55 Mit seiner zweiten Frage möchte das vorlegende Gericht im Wesentlichen wissen, ob die Verordnung Nr. 754/2004 rückwirkend angewendet werden darf.

56 Die Verordnung Nr. 754/2004 sieht die Einreihung von Farb-Plasmabildschirmen mit diagonaler Bildschirmabmessung von 106 cm und mit den im Anhang zu dieser Verordnung beschriebenen Merkmalen in die Position 8528 21 90 der KN vor. Aus den dem Gerichtshof vorliegenden Akten geht hervor, dass die Einfuhren der im Ausgangsverfahren in Rede stehenden Erzeugnisse zu einem Zeitpunkt erfolgt sind, der vor dem Inkrafttreten der Verordnung Nr. 754/2004 lag.

57 Nach ständiger Rechtsprechung lässt aber der Grundsatz der Rechtssicherheit keine rückwirkende Anwendung einer Verordnung zu, unabhängig davon, ob sich eine solche Anwendung für den Betroffenen günstig oder ungünstig auswirkt, es sei denn, dass es im Wortlaut oder in der Zweckrichtung einen hinreichend klaren Anhaltspunkt gibt, der die Annahme zulässt, dass die Verordnung nicht nur für die Zukunft gilt (Urteil Duchon, C‑290/00, EU:C:2002:234, Rn. 21 und die dort angeführte Rechtsprechung).

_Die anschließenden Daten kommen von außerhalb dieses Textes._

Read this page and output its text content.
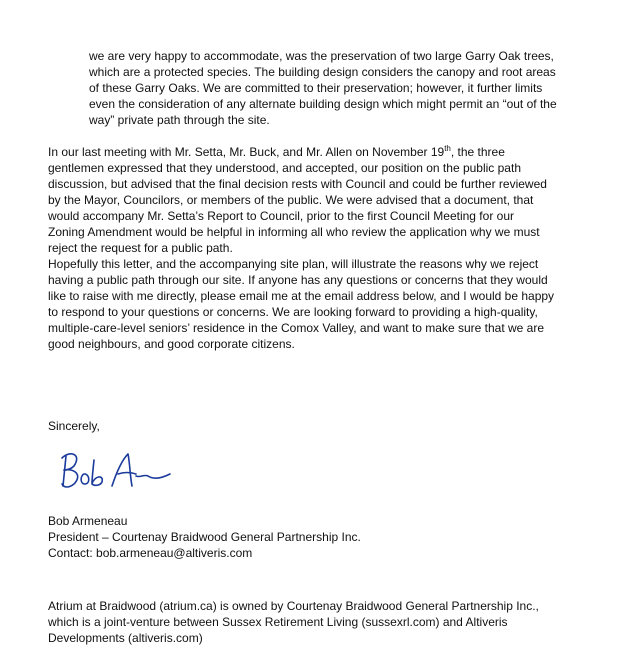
we are very happy to accommodate, was the preservation of two large Garry Oak trees,
which are a protected species. The building design considers the canopy and root areas
of these Garry Oaks. We are committed to their preservation; however, it further limits
even the consideration of any alternate building design which might permit an “out of the
way” private path through the site.
In our last meeting with Mr. Setta, Mr. Buck, and Mr. Allen on November 19th, the three
gentlemen expressed that they understood, and accepted, our position on the public path
discussion, but advised that the final decision rests with Council and could be further reviewed
by the Mayor, Councilors, or members of the public. We were advised that a document, that
would accompany Mr. Setta’s Report to Council, prior to the first Council Meeting for our
Zoning Amendment would be helpful in informing all who review the application why we must
reject the request for a public path.
Hopefully this letter, and the accompanying site plan, will illustrate the reasons why we reject
having a public path through our site. If anyone has any questions or concerns that they would
like to raise with me directly, please email me at the email address below, and I would be happy
to respond to your questions or concerns. We are looking forward to providing a high-quality,
multiple-care-level seniors’ residence in the Comox Valley, and want to make sure that we are
good neighbours, and good corporate citizens.
Sincerely,
Bob Armeneau
President – Courtenay Braidwood General Partnership Inc.
Contact: bob.armeneau@altiveris.com
Atrium at Braidwood (atrium.ca) is owned by Courtenay Braidwood General Partnership Inc.,
which is a joint-venture between Sussex Retirement Living (sussexrl.com) and Altiveris
Developments (altiveris.com)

Im vorliegenden Fall spricht nichts in der Präambel der Verordnung Nr. 754/2004, im Wortlaut ihrer Bestimmungen oder in ihrem Anhang dafür, dass diese Verordnung rückwirkend anzuwenden wäre.

58 Jedenfalls hatte der Gerichtshof bereits die Gelegenheit, klarzustellen, dass eine Verordnung, die die Voraussetzungen für die Einreihung in eine Position oder Unterposition der KN näher bestimmt, keine Rückwirkung haben darf (vgl. in diesem Sinne Urteile Siemers, 30/71, EU:C:1971:111, Rn. 8, Gervais-Danone, 77/71, EU:C:1971:129, Rn. 8, und Biegi, 158/78, EU:C:1979:87, Rn. 11).

59 Folglich ist auf die zweite Frage zu antworten, dass die Verordnung Nr. 754/2004 nicht rückwirkend angewendet werden darf.

Kosten

60 Für die Parteien des Ausgangsverfahrens ist das Verfahren ein Zwischenstreit in dem bei dem vorlegenden Gericht anhängigen Rechtsstreit; die Kostenentscheidung ist daher Sache dieses Gerichts. Die Auslagen anderer Beteiligter für die Abgabe von Erklärungen vor dem Gerichtshof sind nicht erstattungsfähig.